It’s an honor to be invited to speak as part of the 2017 SPARS Summer School. I started my European research career at the 2009 edition of SPARS; so it is nice to have the opportunity to reconnect with this community!
Here are my powerpoint slides, for those who wish to view along. (It was a 2 hour talk, so I thought 200 slides would be just perfect, but we finished early, and with a 10 minute break in-between. Will add more later :)
Preparing for this lecture gave me the opportunity to think about what I have done since arriving to QMUL in Dec. 2014. I arrived to London eager to integrate the formal design and analysis of experiments (DOE) within the music informatics research pipeline. So far, that “integration” turns out to be like fitting a square peg in a magazine subscription.
DOE is a wonderfully developed and beautiful discipline. I have really enjoyed digging into Rosemary Bailey‘s work, and my many conversations with the DOE experts around the UK. However, the kinds of experiments we do in music informatics specifically, and machine learning in general, are not really like those done in medicine and agriculture. There’s enough ambiguity about what are treatments and experimental units in machine learning experiments, and how those things relate to populations, that making progress becomes more like playing a game of “whack-a-mole”.
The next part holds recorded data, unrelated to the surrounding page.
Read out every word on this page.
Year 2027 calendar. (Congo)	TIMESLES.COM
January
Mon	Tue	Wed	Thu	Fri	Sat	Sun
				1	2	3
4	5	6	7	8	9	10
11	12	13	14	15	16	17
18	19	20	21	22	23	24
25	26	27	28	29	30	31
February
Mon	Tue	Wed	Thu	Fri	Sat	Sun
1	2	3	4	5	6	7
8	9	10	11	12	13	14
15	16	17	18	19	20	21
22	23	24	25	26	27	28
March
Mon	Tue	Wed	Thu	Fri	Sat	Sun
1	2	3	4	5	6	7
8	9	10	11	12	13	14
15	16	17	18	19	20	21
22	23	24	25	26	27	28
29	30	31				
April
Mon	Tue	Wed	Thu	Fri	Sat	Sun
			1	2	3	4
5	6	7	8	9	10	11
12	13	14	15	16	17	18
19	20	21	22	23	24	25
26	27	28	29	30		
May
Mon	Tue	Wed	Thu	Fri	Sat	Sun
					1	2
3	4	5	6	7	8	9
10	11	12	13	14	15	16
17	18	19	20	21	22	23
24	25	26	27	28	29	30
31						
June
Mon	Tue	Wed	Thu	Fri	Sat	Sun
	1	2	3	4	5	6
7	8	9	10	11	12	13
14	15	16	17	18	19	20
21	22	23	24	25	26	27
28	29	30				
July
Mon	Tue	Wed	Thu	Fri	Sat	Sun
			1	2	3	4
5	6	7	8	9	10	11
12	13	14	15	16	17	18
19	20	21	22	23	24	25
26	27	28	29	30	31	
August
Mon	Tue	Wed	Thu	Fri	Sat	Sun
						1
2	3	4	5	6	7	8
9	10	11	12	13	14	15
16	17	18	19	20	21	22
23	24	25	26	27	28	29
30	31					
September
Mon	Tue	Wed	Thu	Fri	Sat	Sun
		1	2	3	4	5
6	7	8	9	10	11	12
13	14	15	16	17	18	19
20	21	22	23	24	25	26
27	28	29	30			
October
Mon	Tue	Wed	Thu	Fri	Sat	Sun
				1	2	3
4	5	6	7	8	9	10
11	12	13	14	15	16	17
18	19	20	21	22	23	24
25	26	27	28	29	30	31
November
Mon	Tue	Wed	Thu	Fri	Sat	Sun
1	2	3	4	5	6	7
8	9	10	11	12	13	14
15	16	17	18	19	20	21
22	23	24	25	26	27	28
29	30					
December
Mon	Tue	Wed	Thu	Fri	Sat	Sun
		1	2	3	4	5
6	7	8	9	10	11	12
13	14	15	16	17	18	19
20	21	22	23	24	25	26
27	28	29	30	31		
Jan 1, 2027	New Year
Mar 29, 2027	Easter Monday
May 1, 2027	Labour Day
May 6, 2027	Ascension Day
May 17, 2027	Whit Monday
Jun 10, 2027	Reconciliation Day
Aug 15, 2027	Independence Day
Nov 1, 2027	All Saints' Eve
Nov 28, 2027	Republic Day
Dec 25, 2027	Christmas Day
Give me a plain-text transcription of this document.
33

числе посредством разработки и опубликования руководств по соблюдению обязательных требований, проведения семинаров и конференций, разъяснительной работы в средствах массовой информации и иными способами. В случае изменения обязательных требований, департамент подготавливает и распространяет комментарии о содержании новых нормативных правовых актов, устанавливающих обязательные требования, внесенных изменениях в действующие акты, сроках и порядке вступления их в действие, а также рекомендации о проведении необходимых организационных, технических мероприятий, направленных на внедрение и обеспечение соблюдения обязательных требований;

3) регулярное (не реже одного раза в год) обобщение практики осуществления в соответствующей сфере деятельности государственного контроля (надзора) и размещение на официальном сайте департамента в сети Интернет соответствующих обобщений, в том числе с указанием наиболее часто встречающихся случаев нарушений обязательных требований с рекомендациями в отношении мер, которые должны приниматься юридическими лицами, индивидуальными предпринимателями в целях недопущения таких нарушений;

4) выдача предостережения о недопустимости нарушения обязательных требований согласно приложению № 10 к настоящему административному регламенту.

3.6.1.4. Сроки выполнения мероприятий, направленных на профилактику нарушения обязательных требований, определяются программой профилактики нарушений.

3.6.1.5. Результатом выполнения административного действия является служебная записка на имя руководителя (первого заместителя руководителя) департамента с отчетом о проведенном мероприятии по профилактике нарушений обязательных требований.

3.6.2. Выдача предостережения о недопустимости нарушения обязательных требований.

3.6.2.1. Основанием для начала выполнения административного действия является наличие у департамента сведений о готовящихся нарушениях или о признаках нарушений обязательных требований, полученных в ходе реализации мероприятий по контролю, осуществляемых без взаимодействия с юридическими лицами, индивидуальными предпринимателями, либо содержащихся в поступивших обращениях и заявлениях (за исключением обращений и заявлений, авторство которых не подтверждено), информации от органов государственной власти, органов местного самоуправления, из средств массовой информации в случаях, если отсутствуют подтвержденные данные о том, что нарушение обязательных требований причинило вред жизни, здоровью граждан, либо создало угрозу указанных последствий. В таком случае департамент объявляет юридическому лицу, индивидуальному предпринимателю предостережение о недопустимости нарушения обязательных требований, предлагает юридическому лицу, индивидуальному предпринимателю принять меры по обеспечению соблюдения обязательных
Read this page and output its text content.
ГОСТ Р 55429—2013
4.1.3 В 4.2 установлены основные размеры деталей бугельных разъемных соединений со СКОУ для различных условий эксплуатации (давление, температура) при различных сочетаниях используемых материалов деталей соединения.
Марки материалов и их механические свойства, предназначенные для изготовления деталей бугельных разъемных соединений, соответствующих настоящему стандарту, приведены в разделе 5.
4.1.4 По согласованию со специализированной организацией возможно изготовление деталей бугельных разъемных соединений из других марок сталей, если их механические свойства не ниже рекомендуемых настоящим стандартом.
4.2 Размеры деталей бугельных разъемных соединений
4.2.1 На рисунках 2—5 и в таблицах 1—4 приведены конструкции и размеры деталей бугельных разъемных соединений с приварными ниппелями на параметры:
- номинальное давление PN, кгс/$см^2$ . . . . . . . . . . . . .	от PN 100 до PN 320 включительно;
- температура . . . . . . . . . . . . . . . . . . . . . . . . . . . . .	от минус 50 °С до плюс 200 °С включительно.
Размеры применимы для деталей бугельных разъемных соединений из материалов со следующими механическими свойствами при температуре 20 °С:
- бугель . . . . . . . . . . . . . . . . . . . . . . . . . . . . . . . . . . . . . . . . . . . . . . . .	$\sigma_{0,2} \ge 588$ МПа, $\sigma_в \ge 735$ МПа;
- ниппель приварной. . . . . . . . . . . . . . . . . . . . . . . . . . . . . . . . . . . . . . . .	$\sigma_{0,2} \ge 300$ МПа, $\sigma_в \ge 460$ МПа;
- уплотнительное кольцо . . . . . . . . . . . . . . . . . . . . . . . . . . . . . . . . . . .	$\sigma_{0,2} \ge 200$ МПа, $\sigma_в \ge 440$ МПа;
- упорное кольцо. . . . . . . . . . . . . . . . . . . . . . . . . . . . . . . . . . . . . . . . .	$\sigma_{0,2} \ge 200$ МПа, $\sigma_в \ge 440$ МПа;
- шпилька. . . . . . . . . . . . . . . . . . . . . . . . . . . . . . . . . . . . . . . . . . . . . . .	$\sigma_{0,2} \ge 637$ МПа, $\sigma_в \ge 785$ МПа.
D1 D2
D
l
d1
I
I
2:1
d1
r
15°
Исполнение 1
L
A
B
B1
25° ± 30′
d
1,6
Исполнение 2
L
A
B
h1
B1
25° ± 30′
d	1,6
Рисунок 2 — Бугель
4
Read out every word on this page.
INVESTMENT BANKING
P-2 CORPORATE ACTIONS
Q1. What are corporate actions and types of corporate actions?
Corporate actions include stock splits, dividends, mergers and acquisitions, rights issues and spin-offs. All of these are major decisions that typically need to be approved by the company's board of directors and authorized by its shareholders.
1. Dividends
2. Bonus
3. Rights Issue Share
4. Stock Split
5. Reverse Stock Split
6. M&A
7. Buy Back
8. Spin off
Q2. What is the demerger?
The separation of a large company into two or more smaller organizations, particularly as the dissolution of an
In lieu of a complete solution, I try to present shades of new ways of working. In developing machine learning systems, we all have big questions about what metrics to use, how to compare results from repeated trials of K-fold cross-validation, and so on (I try to identify all of these big questions in my introduction). But these questions are meaningless if our resulting system appears to be solving the problem but is actually not (it’s a horse). So, instead, I propound that the two bigger and better questions we should ask is:
- What has my system actually learned to do? (Does it actually address the problem?)
- How can I improve it? (How can I make it actually address the problem?)
I present a series of cautionary tales from my research adventures, which not only demonstrate many of the failings of current practices, but also reveal some of the ways to answer the two bigger and better questions above. I not only talk about other people’s horses, but a horse of my own! I argue that horses aren’t all bad, and that they can be useful — but it is good to always know what is and is not going on “behind the reins”.
The conclusion is important:
The default position for any machine learning system should always be,
“horse until proven otherwise.”
Don’t stop at the cross-validation accuracy.
Work to explain what the system has actually learned to do.